Page 35 of Devil's Due: Sarge

“Greer?” Vlad asks into the line and I freak the hell out.

“He’s bad,” I cry. “He’s so bad… and I’m alone and he’s in the hospital… I… I had to leave him there…”

“Whoa, slow down,” he commands me. “Sweetheart, where is Sarge?”

“We were attacked.” I squeeze my eyes shut then realize that I’m driving, so that’s probably a stupid idea, even though there’s not another car anywhere in sight. Wiping at my nose, I take a breath to continue. “Some biker club…”

“What club?”

“I don’t know.”

“Greer, this is important, what club?”

“Uh… there was a noose… on the back patch. A devil and a noose.”

“Fuck—you sure?”

“Yes. Who are they?”

“Devil’s fucking Hangmen. He got you out safe? I mean, you hurt?”

“Yes and no… He got me to the truck safe, but I had to run people over to get him out. Vlad, I killed people. And they beat him so bad. And…” The tears get the better of me again. “They stabbed him.” I hear his grumbled ‘goddammit’ in the background. “What if he dies? What will I do?”

“He’s not dying. Now, you need to get somewhere safe and let me know where you are so we can get to you.”

“Okay—wait, why didn’t you yell at me when I called? Why didn’t you ask me where the hell I am or anything?”

“Greer, sweetheart, we’re on our way to Texas right now. I pulled over to the shoulder when you called. He came to me before you left. He’s been checking in the whole time.”

Oh. Why didn’t I realize he’d tell his president, even if I’d asked him not to? They have a bond that runs deeper than what runs between the two of us.

“Greer?” he prods.

“I need to find someplace safe. I’ll call you back.” I tell him the name of the town where I left Sarge then without a goodbye, I hang up. Where is safe anymore?

There’s only one place that comes to mind. The one place I never wanted to look at again. But it should be empty.

I pull off to the shoulder of the highway to look for anything that might help me find my way because at this point, I have no idea if I’m heading the right way. At first, I search the glovebox. Nothing helpful there. With no other place to look, I check under the front seat. There, Sarge had stashed an old-school atlas. What a brilliant, brilliant man. Seriously, who uses atlases these days when every smartphone in the world has GPS? For someone like me, with a crappy burner flip phone, it’s a miracle.
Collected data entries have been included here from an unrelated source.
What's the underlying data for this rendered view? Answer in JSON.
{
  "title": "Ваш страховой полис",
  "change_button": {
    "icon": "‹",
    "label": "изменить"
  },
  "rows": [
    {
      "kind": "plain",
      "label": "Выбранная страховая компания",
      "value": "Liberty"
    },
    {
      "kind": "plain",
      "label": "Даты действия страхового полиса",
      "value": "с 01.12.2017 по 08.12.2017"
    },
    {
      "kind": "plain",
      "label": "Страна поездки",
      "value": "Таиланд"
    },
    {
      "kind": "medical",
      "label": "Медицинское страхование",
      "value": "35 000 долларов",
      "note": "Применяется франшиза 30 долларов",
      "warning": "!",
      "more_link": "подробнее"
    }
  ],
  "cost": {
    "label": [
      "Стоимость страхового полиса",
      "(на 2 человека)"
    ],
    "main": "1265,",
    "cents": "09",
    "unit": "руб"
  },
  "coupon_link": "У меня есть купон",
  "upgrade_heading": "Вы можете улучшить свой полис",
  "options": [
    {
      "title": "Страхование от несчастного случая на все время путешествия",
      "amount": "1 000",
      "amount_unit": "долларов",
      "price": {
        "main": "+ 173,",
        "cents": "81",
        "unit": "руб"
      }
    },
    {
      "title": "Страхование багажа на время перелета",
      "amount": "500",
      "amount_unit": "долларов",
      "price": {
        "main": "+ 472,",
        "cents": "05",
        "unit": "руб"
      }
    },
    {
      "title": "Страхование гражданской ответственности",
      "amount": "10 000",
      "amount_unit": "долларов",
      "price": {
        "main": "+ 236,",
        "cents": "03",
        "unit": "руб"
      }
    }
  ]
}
It takes a minute to find Texas, and then a couple more pages to find central Texas. From there, it’s simply a matter of finding the city where I left Sarge and the highway.

There’s a crossroad about four miles ahead. Taking that will lead me right past the turnoff to Halfway.

Three miles.

Two miles.

One mile.

Shit, I’ve never been so happy to see an off-ramp in my life. It’s been a crappy day and with the sun starting to set, I’m looking at a crappy night. But at least I’ll get clean and be able to make it to my meeting tomorrow at noon.

When the turnoff comes into view, I swear I could cry happy tears but instead click on my blinker. Though I won’t be heading into town tonight. A few miles outside of town, I take a different turnoff. Every bit of the long, bumpy, pothole-pocked drive is achingly familiar. I hate it as much as I’m happy to be here. And I’m bone-deep tired by the time I reach the four singlewide trailers situated in a square to give the women who used to live here, of which I was one, a safe courtyard outside.

The absolute quiet fills me with a dreaded unease. The blood and bodies are gone, long since removed by the Outcasts, friends of the Lords who came to our—Nicola’s and my—rescue.

My backpack slung over my shoulder; I climb the two steps to the front door. It’s unlocked. Why would it not be? There’s no one left to protect. Everything, save for the carnage, is exactly as we’d left it that sad summer day. The first thing I do is head for the shower. The solar panels will ensure that there’s hot water. I get the water to temperature, peel off my blood-soaked shirt and shorts, and step into the spray. There’s not enough water in the world to wash off my part in why this place fell or the memories of today, but I scrub and scrub just the same, trying to scrub away as much as possible.

After I dry off with the same old towels hanging in the same spot they’d always hung, I dress in clean underwear, green cotton shorts with a small slit up each thigh, and a gray razorback, ribbed tank top. Then I head to my room. Each footstep gets heavier and heavier and by the time I reach it, I fall face first onto the mattress, not even bothering to use my hands to stop from face planting. A mushroom cloud of dust poofs in the air when I hit. It burns my eyes, making them water, and burns my lungs, making me cough.